Abstracts

Results of Surgery in Patients with Temporal Lobe Epilepsy (TLE) Associated with MRI-Defined Unilateral Mesial Temporal Sclerosis (MTS) Without Preoperative Long-Term Video-EEG Monitoring

Abstract number : 2.211
Submission category :
Year : 2000
Submission ID : 1262
Source : www.aesnet.org
Presentation date : 12/2/2000 12:00:00 AM
Published date : Dec 1, 2000, 06:00 AM

Authors :
Arthur Cukiert, Jose A Buratini, Meire Argentoni, Viviane B Ferreira, Elcio Machado, Cassio Forster, Leila Frayman, Alcione Sousa, Joaquim Vieira, Hosp Brigadeiro, Sao Paulo Sp, Brazil; Hosp Brigadeiro, Sao Paulo Sp, Brazil.
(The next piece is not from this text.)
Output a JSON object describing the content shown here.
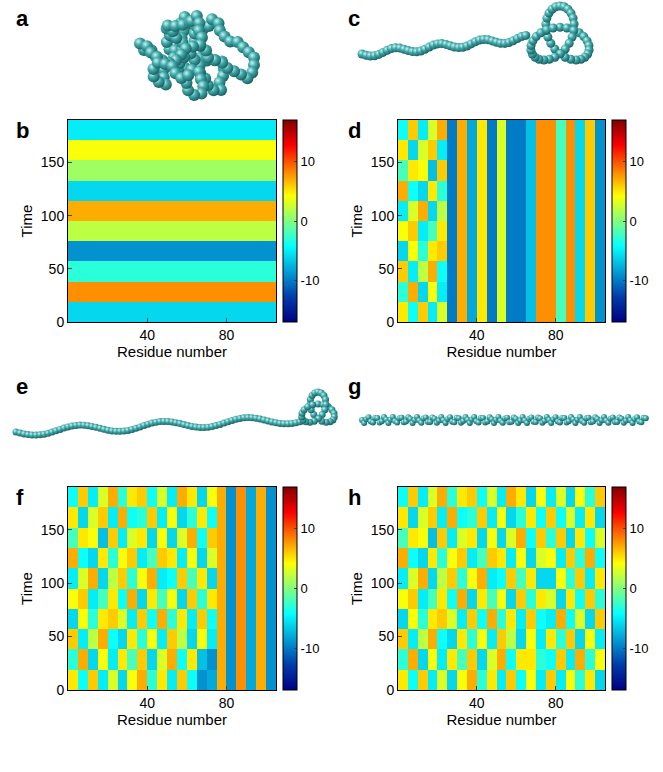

RATIONALE: Refractory TLE represents the most common epileptic syndrome ammenable to surgery. Prolonged video-EEG monitoring with multiple ictal recordings has been used as the gold-standard for focus localization in the pre-MRI era. After the introduction of MRI in the clinical practice, an increasing number of epileptic patients have been submitted to surgery based on imaging findings. This paper reports our results in the treatment of patients with refractory TLE in whom the surgical decision making did not include prolonged video-EEG monitoring. METHODS: One-hundred consecutive adult patients with refractory TLE were studied. In all, MRI showed unilateral MTS on visual inspection. All had complex partial seizures. Eighty-three percent of them had simple partial seizures. Sixty-six patients had unilateral interictal EEG abnormalities and 34 had bilateral independent temporal lobe spiking. All patients were submitted to a cortico-amygdalo-hippocampectomy under general anesthesia. Mean follow-up time is 18 months. RESULTS: Ninethy-one percent of the patients has been seizure-free since surgery. The other 9 patients are in Engel's class II. There was no surgical morbidity or mortality. CONCLUSIONS: The surgical results obtained in this series are similar to those obtained in patients with refractory TLE in whom video-EEG monitoring was included in the preoperative work-up. In this set of patients, preoperative prolonged video-EEG monitoring is not mandatory. The diagnosis of pseudo-seizures remains as the main indication for the use of prolonged monitoring in these patients. Home video recordings obtained by the family can also help in this regard.